On 2025-09-17 19:12, Chen, Xiaogang wrote:
On 9/16/2025 5:41 PM, Philip Yang wrote:
If mmap write lock is taken while draining retry fault, mmap write lock
is not released because svm_range_restore_pages calls mmap_read_unlock
then returns. This causes deadlock and systen hang later because mmap
read or write lock cannot be taken.
Downgrade mmap write lock to read lock if draining retry fault fix this
bug.
Signed-off-by: Philip Yang<philip.y...@amd.com>
---
drivers/gpu/drm/amd/amdkfd/kfd_svm.c | 2 ++
1 file changed, 2 insertions(+)
diff --git a/drivers/gpu/drm/amd/amdkfd/kfd_svm.c
b/drivers/gpu/drm/amd/amdkfd/kfd_svm.c
index 6604a37b304f..fb02ff9ae62a 100644
--- a/drivers/gpu/drm/amd/amdkfd/kfd_svm.c
+++ b/drivers/gpu/drm/amd/amdkfd/kfd_svm.c
@@ -3043,6 +3043,8 @@ svm_range_restore_pages(struct amdgpu_device *adev,
unsigned int pasid,
if (svms->checkpoint_ts[gpuidx] != 0) {
if (amdgpu_ih_ts_after_or_equal(ts,
svms->checkpoint_ts[gpuidx])) {
pr_debug("draining retry fault, drop fault 0x%llx\n",
addr);
+ if (write_locked)
+ mmap_write_downgrade(mm);
Is there unlock order issue? Now it holds svms->lock first, then mmap
read lock after mmap_write_downgrade. The unlock should be
mmap_read_unlock(mm), then mutex_unlock(&svms->lock). "goto
out_unlock_svms" does it in reverse order.

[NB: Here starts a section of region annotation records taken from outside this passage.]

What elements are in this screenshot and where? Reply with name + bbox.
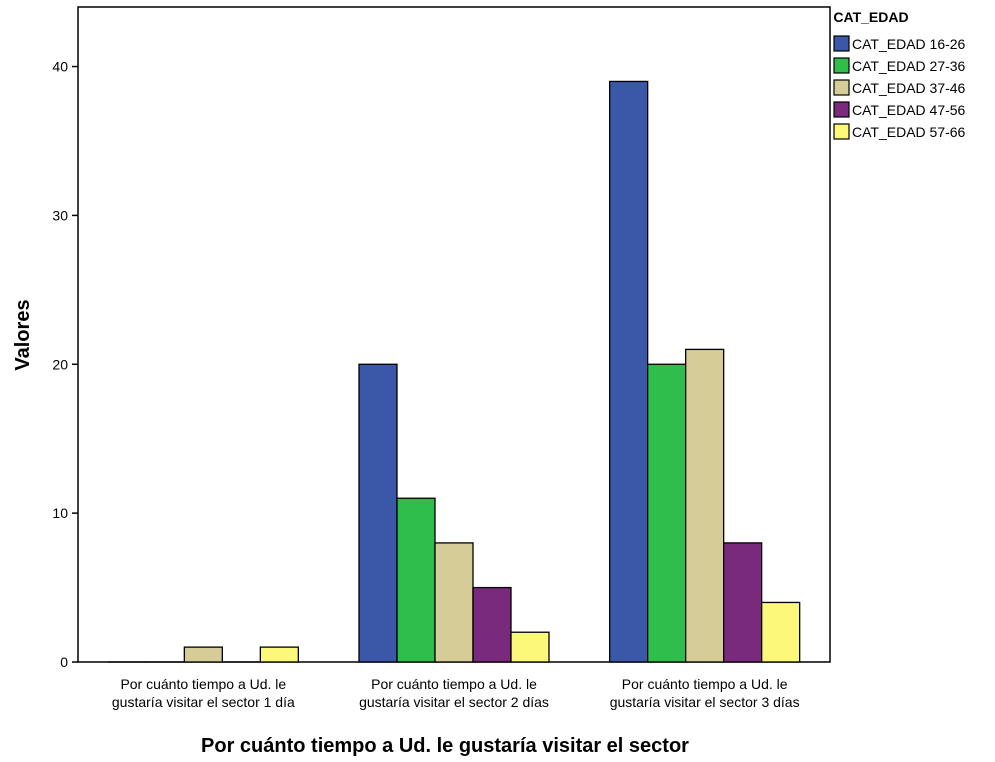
legend-label-5: CAT_EDAD 57-66 bbox=[852, 124, 966, 140]
x-category-label-1-line-1: Por cuánto tiempo a Ud. le bbox=[120, 676, 286, 692]
bar-1-series-3 bbox=[183, 646, 223, 663]
x-category-label-2-line-2: gustaría visitar el sector 2 días bbox=[359, 694, 549, 710]
y-tick-label-40: 40 bbox=[52, 59, 68, 75]
y-tick-label-0: 0 bbox=[60, 654, 68, 670]
x-category-label-1-line-2: gustaría visitar el sector 1 día bbox=[112, 694, 295, 710]
x-axis-title: Por cuánto tiempo a Ud. le gustaría visi… bbox=[201, 735, 689, 757]
bar-2-series-3 bbox=[434, 542, 474, 663]
bar-3-series-2 bbox=[647, 363, 687, 663]
y-axis-ticks: 0 10 20 30 40 bbox=[52, 59, 78, 670]
legend-label-4: CAT_EDAD 47-56 bbox=[852, 102, 966, 118]
bar-2-series-4 bbox=[472, 586, 512, 663]
bar-1-series-5 bbox=[259, 646, 299, 663]
x-category-label-2-line-1: Por cuánto tiempo a Ud. le bbox=[371, 676, 537, 692]
legend-swatch-5 bbox=[833, 123, 850, 140]
x-category-label-3-line-1: Por cuánto tiempo a Ud. le bbox=[622, 676, 788, 692]
x-axis-category-labels: Por cuánto tiempo a Ud. le gustaría visit… bbox=[112, 676, 800, 710]
bar-2-series-5 bbox=[510, 631, 550, 663]
y-axis-title: Valores bbox=[12, 299, 34, 370]
legend-label-3: CAT_EDAD 37-46 bbox=[852, 80, 966, 96]
bar-2-series-2 bbox=[396, 497, 436, 663]
legend-swatch-4 bbox=[833, 101, 850, 118]
y-tick-label-20: 20 bbox=[52, 356, 68, 372]
legend-swatch-3 bbox=[833, 79, 850, 96]
legend-label-1: CAT_EDAD 16-26 bbox=[852, 36, 966, 52]
x-category-label-3-line-2: gustaría visitar el sector 3 días bbox=[610, 694, 800, 710]
legend: CAT_EDAD CAT_EDAD 16-26 CAT_EDAD 27-36 CAT… bbox=[833, 9, 965, 140]
legend-swatch-1 bbox=[833, 35, 850, 52]
bar-3-series-3 bbox=[685, 348, 725, 663]
y-tick-label-30: 30 bbox=[52, 207, 68, 223]
bar-3-series-1 bbox=[609, 80, 649, 663]
legend-swatch-2 bbox=[833, 57, 850, 74]
y-tick-label-10: 10 bbox=[52, 505, 68, 521]
bars-group bbox=[107, 80, 801, 663]
legend-label-2: CAT_EDAD 27-36 bbox=[852, 58, 966, 74]
bar-3-series-5 bbox=[761, 601, 801, 663]
bar-2-series-1 bbox=[358, 363, 398, 663]
legend-title: CAT_EDAD bbox=[833, 9, 908, 25]
bar-3-series-4 bbox=[723, 542, 763, 663]
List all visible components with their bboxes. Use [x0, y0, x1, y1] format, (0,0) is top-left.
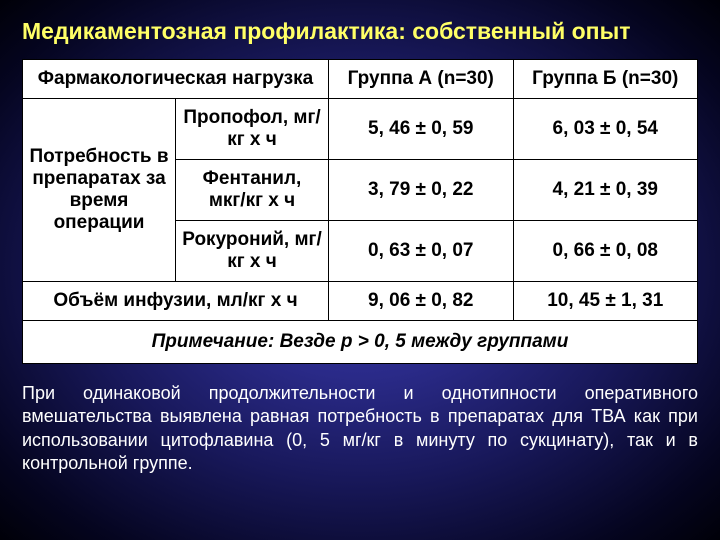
header-col1: Фармакологическая нагрузка	[23, 60, 329, 99]
table-row: Объём инфузии, мл/кг х ч 9, 06 ± 0, 82 1…	[23, 282, 698, 321]
header-col3: Группа Б (n=30)	[513, 60, 697, 99]
table-note: Примечание: Везде p > 0, 5 между группам…	[23, 321, 698, 364]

downgrading write lock doesn't change lock order (not in two steps like
up_write, down_read), we downgrade mmap write lock in normal path as
well, but missing it in this error handling path.
Regards,
Philip
Regards
Xiaogang
r = -EAGAIN;
goto out_unlock_svms;
} else {